Japan approves Indian infrastructure investment
By Helen Wright29 December 2011
The Prime Ministers of Japan and India have reached wide-ranging agreements on Japan's support for infrastructure projects in India.
The deals include the promise of US$ 4.5 billion in funding from Japan over the next five years to support the Delhi-Mumbai Industrial Corridor (DMIC) project.
Indian Prime Minister Manmohan Singh and the Prime Minister of Japan, Yoshihiko Noda, emphasised revived cooperation between the two countries in the wake of the disastrous 11 March earthquake and tsunami in Japan.
They plan to speed up work on phase II of the DMIC project - a US$ 100 billion development programme that aims to build an industrial zone spanning six states.
It includes plans for a 1483 km high speed freight line, three ports, six airports and a six-lane intersection-free expressway connecting India's political and financial capitals.
"The two Prime Ministers felt that the DMIC Project would redefine the character of infrastructure growth in India through advanced technology and green growth," a joint statement said.

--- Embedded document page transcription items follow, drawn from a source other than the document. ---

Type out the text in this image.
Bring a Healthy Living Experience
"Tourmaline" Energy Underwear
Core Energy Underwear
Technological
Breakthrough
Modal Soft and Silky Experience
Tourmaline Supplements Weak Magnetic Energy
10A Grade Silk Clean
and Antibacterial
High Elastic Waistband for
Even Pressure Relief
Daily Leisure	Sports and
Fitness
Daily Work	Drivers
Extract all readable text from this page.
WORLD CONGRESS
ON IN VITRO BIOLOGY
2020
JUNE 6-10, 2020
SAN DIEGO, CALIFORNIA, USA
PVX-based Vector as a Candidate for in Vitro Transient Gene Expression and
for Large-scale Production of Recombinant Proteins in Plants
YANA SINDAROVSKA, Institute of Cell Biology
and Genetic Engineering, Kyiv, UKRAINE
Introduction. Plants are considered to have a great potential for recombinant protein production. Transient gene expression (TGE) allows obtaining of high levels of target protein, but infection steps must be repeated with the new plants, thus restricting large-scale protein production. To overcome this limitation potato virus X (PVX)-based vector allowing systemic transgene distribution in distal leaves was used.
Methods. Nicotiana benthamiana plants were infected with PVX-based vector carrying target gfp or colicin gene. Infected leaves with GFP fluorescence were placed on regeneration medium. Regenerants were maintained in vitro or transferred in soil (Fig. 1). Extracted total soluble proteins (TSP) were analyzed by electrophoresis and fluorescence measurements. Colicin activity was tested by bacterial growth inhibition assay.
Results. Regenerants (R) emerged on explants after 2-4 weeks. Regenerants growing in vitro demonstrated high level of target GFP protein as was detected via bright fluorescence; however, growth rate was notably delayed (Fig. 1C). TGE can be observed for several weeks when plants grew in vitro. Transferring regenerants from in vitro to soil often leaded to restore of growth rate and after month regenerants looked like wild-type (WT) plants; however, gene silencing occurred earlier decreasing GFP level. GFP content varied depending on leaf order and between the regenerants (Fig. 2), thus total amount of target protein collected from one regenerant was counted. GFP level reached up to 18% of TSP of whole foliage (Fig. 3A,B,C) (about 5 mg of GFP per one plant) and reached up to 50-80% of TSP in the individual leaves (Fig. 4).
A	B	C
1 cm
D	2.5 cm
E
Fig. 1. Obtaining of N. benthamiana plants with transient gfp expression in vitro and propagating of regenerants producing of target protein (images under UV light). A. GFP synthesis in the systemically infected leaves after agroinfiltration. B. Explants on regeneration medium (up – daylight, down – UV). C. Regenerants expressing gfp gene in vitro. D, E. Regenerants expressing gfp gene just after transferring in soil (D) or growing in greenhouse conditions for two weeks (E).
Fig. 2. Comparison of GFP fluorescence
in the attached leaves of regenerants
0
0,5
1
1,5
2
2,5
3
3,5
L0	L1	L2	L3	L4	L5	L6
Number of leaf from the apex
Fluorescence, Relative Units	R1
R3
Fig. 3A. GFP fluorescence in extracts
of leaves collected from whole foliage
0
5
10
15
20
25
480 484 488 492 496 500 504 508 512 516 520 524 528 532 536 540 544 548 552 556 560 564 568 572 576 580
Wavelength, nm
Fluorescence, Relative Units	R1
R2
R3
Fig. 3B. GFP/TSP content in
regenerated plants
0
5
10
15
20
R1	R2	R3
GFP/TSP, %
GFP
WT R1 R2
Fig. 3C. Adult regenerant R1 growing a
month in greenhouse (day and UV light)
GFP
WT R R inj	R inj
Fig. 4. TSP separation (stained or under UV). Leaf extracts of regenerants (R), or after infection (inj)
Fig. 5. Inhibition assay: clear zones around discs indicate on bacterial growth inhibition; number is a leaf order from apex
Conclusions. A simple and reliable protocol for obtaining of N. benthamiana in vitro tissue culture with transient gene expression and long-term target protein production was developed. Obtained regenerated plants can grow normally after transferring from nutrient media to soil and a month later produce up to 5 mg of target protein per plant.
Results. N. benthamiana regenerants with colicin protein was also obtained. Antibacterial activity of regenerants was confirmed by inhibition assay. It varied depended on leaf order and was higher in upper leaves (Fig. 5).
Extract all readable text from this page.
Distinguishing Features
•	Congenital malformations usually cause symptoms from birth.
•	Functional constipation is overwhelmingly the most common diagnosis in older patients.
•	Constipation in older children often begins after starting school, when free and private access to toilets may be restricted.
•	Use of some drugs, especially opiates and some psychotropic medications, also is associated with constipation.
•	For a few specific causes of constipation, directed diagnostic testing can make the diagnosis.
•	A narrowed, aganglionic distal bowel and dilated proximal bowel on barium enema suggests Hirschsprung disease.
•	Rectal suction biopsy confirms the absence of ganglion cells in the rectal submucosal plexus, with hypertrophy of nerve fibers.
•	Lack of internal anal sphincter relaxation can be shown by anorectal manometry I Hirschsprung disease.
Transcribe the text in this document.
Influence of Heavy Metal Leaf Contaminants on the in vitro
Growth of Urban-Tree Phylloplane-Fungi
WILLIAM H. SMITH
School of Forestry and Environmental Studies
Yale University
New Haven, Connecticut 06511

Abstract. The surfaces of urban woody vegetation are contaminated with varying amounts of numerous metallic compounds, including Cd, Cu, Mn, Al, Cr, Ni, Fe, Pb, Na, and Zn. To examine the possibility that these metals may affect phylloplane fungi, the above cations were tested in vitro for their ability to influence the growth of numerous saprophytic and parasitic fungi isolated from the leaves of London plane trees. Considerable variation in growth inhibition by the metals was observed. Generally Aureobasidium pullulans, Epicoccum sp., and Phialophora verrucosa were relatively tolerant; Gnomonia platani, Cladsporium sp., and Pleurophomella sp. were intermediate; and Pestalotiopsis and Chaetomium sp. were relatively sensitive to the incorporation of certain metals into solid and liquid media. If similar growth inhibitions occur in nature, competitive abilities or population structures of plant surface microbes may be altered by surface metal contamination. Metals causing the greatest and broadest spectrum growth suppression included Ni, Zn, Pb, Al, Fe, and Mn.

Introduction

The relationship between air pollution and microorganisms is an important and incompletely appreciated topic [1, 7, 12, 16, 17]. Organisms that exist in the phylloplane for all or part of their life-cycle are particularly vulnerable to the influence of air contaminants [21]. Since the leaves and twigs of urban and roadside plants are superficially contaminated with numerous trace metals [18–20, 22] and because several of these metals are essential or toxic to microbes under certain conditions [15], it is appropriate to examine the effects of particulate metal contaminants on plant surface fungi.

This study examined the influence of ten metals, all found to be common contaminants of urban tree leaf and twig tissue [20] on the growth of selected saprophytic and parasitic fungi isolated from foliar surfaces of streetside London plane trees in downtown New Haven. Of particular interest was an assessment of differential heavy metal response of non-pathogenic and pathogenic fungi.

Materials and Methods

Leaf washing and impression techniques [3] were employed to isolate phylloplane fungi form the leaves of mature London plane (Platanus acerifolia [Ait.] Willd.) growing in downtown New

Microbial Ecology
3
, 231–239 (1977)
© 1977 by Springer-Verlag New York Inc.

The two Prime Ministers also agreed to accelerate the development of projects to support the DMIC scheme including a seawater desalination project at Dahej, Gujara; large-scale photo-voltaic power generation at Neemrana Industrial Area in Rajasthan and a gas-fired independent power plant in Maharashtra.
Under the agreement, Japanese agencies and companies would also provide technical expertise for the projects.
Meanwhile, the two Prime Ministers stressed the importance of infrastructure development in the areas between Chennai and Bengaluru, where a number of Japanese companies have made direct investments to establish manufacturing bases.
Infrastructure such as ports, industrial parks and their surrounding facilities in Ennore, Chennai and the adjoining areas are being considered for redevelopment.
Other areas of infrastructure investment discussed between the two leaders included in the development of expressways in India and the use of Japanese technologies and expertise in the development of India's high-speed rail system.